International Health Care Systems

Kidney Transplants in Iran

Almost ten years ago, I wrote a post on Iran’s policy of paying organ donors.  It looks like the New York Times has finally caught on.   An excerpt is below:

But [Iran’s organ donation program’s] chief advantage is this: People who need kidneys get them rapidly, rather than die on the waiting list.

In the vast majority of cases, donors know in advance what they will be paid and receive appropriate screening and good medical care before and during the operation. And by getting patients new kidneys instead of keeping them on dialysis, the society saves a lot of money and avoids much misery.

The Iranian model suffers from insufficient funding, lack of follow-up for donors and other problems. But as waiting lists for kidneys grow around the world, Iran offers an important lesson: With good design and regulation, a system that pays donors need not be exploitative or immoral. In Iran, the legal kidney market has prevented the development of the abusive black markets and kidney tourism seen in other countries. As the kidney crisis intensifies, governments should look closely at what Iran has achieved.

Health economics is the application of economic principles to inform medical decisionmaking. It is clear that Iran–not the US–has been able to apply economic principles to its organ donation program to create a more humane, efficient system.


  1. It does not surprise me that so many economists think a market for kidneys just must be the best thing to do, but it does disappoint and frustrate me.

    A market for organs would result in a redistribution of health from those who need money (i.e. the poor, who also tend to be the least healthy) to those who can afford to pay for a kidney (i.e. the not poor, who also tend to be healthier). A market for organs therefore has the potential to be grossly inefficient if one seeks to maximise health (<a href="; title="see my blog post on the topic").

    I'm not saying that paying kidney 'donors' couldn't be a good thing, but economists need to check their biases before extolling the virtues of organ markets.

  2. @Chris: presumably renal failure/kidney disease strikes the poor as much as it does the not poor (this is just my prior… if you have data that suggest otherwise, please post a link), so if you think that only the poor would sell their kidney (an extreme claim), then health is just as likely to be distributed from the poor to the poor as from the poor to the rich. If you are concerned that the poor wouldn’t be able to afford to pay for a kidney, you could just advocate that the cost of the kidney should be covered by the government. Given that the government already provides the coverage for kidney transplants (through Medicare’s ESRD program), having the government include the cost of the kidney with all the other costs it covers doesn’t seem so outrageous.
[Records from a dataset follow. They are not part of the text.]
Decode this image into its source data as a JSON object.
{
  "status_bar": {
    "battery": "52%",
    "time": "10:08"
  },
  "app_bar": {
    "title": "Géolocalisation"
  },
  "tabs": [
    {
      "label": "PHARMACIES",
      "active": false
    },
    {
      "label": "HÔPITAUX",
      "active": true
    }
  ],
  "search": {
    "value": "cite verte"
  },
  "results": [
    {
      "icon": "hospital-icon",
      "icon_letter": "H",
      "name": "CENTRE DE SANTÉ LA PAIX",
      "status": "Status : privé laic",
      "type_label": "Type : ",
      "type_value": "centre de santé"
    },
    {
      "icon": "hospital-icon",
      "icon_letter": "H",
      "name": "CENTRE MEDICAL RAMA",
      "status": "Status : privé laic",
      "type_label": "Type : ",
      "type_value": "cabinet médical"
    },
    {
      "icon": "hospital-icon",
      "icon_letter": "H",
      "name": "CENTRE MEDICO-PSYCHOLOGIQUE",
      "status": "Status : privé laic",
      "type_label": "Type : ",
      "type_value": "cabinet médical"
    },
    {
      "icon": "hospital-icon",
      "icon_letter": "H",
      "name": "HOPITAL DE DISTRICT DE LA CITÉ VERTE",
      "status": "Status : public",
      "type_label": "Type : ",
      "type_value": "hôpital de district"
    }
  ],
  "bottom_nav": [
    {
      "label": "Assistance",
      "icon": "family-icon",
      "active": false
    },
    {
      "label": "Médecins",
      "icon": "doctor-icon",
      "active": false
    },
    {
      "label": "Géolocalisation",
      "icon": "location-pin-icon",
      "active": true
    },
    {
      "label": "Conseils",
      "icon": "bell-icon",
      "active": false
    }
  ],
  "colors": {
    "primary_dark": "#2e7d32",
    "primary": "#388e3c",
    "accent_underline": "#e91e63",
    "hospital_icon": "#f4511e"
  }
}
    I would also guess that currently the not poor are donating their kidneys at a higher rate than the poor. This is probably due to the poor facing a higher opportunity cost for donating (I’m guessing the poor hold jobs that are not conducive to taking leave, whereas the not poor may have jobs that are more conducive… the not poor also have the resources to take off work whereas the poor probably don’t). Again, this is just my prior, if you have data saying otherwise, post it in the comments. For live donations, the organs will generally come from a family member or friend (either directly or through a transplant chain). If socioeconomic status is correlated among relatives and friends (which it is) and If the poor donate less (as it would not be unreasonable to assume), then those who are getting organs are the not poor and those left on the waiting list are the poor. So if there was some compensation for kidneys, the poor would probably benefit more than the not poor.

    If you are still concerned with exploitation, you could advocate compensation for organs from deceased donors. With this policy, no one is exploited (unless you think that you are coercing someone who views the body as sacred into donating the organs of their deceased loved one… a not implausible claim but one that would probably be in the minority of cases), and the relatives of the deceased would be better off.

    Regarding your claim that economists should “check their biases”: most economists I know (myself included) who promote a market in organs do so, not because of some reflex to recommend markets in everything, but because it will lead to vastly less suffering than the current way of doing things (if you haven’t spent much time with someone on dialysis, I recommend it… you will then get a sense of the suffering wait-listed patients go through). What is interesting is that it is the bias against a market in organs that leads to the current suffering of millions around the world. I would recommend that should be the bias to be fought.